The Roxy Coss quintet’s (RCQ) Disparate Parts follows up Coss’ acclaimed release Quintet (2019), and features the same musicians in a more unbridled, spirited context: Coss on tenor and soprano saxophone, Alex Wintz on guitar, Miki Yamanaka on piano, and keyboards, Rick Rosato on bass and Jimmy Macbride on drums. Like the best of contemporary jazz, this marries traditional forms with free-form explorations, both acoustically and electronically across Coss’ four-movement suite, “The Body,” “The Mind,” “The Heart” and “The Spirit” as well as other band contributed originals.
Coss wrote the album during a period when she was pregnant and when becoming a new mom. So, juggling these roles as a female musician, bandleader, composer, and new mom forced her into daily rituals of compartmentalizing her time, thus the title. In addition to her own life, like all of us, Coss felt the emotions of loss, resilience, and renewal brought on by the pandemic. She communicates this swirl of emotions through the four-movement suite of her own compositions, a couple of others and those from Wintz, Macbride, and Yamanaka, all of whom have built the Roxy Coss Quintet sound, first formed in 2018, and evolving to even more expressive levels on this project.
Following the first of five interludes entitled “February” takes penned by Yamanaka, a further exposition of disparate parts that bind the album together, The RCQ introduces the disarming crunch of “The Body” with Wintz playing rock guitar god to visceral exchanges between the other quintet members. Already we’re in a different sonic place than we were the last time we heard the band. Eventually, the tune mellows down and saunters out, making way for a meditative awakening after an opening flurry of distorted scales connoting confusion and disorientation in “The Mind.” As the tune unfolds and undergoes rhythmic changes powered by Yamanaka’s Rhodes and bass-drum tandem, Coss reenters with her declarative statement. “The Heart” is the most pensive and contemplative of the first three, giving generous space to an expansive solo from Rosato as Coss follows with her most lyrical tenor turns on the disc. The final movement of the suite came together collaboratively with the opening sounding like the musical score to a mobile hanging above an infant’s crib. The lullaby-like melody, carried by Coss’ lovely soprano serves to link the piece together, written with no delineation of soloists in mind. Yamanaka and Wintz provide gorgeously smooth electronic textures that underpin Coss’ inspired flight.
Coss uses the title to also represent the diverse nature of her bandmates, who hail from different cultural backgrounds. As such, when she first composed the piece, she thought she had sketches of four different tunes until she began to realize they, like her group, could form one unit. In this spirit, the through-composed form lends itself to each quintet member’s artistic tendencies. The ensemble introduces a snappy, syncopated melody with Coss and Wintz first trading lines, followed by a Coss’ signature clusters on tenor, Wintz essaying rapid runs to the beats of Macbride and Rosato, followed by a marked slowing of tempo, led by the Rhodes which fades the tune out.

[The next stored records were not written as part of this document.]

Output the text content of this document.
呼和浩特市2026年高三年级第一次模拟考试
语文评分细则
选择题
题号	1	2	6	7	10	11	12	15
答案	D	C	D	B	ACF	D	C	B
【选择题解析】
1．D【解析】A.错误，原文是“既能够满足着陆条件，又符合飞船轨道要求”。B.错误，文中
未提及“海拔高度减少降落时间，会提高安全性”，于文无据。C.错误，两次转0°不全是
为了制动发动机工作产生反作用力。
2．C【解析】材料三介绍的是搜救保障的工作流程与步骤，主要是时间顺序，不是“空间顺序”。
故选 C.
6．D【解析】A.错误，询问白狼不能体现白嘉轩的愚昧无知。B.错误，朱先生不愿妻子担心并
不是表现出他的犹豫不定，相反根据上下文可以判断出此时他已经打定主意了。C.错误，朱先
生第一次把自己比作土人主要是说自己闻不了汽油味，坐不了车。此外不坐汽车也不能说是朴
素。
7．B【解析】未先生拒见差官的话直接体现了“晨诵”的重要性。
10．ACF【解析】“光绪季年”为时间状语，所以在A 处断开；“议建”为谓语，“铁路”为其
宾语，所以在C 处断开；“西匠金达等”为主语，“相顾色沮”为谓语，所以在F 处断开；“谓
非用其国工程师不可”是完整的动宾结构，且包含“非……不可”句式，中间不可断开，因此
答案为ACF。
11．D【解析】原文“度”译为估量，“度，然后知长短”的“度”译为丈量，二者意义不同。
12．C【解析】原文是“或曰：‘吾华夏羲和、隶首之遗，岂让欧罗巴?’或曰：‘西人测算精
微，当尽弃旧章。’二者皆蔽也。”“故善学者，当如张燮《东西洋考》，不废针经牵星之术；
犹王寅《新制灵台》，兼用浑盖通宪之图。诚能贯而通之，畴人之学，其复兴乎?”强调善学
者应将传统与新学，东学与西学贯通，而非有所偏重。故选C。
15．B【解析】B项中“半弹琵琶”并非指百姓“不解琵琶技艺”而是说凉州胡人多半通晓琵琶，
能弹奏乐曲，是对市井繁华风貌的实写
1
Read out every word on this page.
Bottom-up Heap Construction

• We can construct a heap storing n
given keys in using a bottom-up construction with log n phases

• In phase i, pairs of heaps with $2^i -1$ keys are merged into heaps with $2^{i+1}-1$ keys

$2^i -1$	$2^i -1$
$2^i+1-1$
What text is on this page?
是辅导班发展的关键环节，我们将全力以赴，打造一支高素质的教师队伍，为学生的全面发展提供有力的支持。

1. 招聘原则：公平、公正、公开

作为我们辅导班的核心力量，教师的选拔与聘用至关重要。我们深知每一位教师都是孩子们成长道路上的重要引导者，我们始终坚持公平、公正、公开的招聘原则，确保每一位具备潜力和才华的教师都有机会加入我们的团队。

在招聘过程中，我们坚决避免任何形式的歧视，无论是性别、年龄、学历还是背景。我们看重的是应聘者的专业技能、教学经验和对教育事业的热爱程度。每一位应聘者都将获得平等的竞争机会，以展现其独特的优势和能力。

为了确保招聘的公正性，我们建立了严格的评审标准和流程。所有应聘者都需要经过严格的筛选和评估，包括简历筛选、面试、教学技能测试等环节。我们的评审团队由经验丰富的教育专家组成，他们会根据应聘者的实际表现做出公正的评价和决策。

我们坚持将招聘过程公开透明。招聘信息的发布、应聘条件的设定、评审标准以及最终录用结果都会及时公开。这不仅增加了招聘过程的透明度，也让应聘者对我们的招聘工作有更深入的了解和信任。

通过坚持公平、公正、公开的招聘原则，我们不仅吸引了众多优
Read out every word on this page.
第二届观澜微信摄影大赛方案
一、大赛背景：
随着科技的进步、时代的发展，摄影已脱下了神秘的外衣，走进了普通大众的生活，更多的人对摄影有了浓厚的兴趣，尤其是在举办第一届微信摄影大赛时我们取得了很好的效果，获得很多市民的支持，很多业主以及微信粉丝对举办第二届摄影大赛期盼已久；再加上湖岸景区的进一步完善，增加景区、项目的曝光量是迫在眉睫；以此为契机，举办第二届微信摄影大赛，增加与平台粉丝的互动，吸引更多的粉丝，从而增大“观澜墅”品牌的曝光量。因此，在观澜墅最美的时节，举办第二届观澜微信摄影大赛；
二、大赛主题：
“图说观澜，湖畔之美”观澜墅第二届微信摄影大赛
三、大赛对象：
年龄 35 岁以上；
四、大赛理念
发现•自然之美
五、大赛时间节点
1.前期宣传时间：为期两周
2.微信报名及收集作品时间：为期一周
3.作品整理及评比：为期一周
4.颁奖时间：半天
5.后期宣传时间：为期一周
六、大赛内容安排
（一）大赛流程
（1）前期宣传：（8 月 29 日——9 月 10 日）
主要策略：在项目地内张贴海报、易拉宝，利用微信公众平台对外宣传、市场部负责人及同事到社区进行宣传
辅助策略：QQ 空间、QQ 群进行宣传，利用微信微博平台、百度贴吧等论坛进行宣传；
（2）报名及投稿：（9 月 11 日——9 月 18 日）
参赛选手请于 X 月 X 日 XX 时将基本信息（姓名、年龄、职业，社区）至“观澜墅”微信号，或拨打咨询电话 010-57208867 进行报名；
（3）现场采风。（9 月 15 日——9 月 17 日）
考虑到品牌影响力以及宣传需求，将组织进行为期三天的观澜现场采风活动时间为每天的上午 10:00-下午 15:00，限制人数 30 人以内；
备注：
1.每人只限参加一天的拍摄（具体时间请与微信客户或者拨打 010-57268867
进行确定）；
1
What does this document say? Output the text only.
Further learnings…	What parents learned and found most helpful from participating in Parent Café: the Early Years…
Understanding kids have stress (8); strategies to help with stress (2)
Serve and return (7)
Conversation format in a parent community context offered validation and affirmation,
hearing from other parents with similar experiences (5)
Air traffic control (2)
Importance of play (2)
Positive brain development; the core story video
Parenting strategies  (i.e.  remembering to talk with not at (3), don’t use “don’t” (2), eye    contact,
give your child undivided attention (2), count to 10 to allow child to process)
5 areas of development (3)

Wintz’s “Ely, MN” stretches colorful melodies that open up free harmonic terrain for spirited dialogue between Coss and Yamanaka, who blend lyricism with unfettered exploration that each builds to the boiling point. Nodding to the late mentor, Harold Mabern, “Mabes” begins sweetly in Coss’ solo, gradually building in funk and blues that colored Mabern’s style through Wintz’s inspired extended run. Coss picks up on this vibe when she returns, delivering gutty greasy lines before returning to the lyrically reverent mode of her opening sequence. Yamanaka’s samba-inspired “Sunburn” serves as a vehicle for each artist, (Coss on soprano, Yamanaka on Rhodes) to take inspired flights. Macbride’s atmospheric “Warm One” is elegantly free-flowing with Wintz echoing Coss’ sustained notes and Yamanaka’s colorful textures as the drummer caresses his kit with nimble, nuanced touches. This is the only track where we hear the pianist on an acoustic piano, blending it with the Rhodes she plays throughout, serving up the most layered piece of all. Yamanaka’s “February” (Take 2) concludes in an aggressive mode as if to put the exclamation point on the notion that the group can move in several directions.
The Roxy Coss Quintet keeps evolving, delivering a spirited, wildly diverse set of tunes that bodes well for future limitless explorations.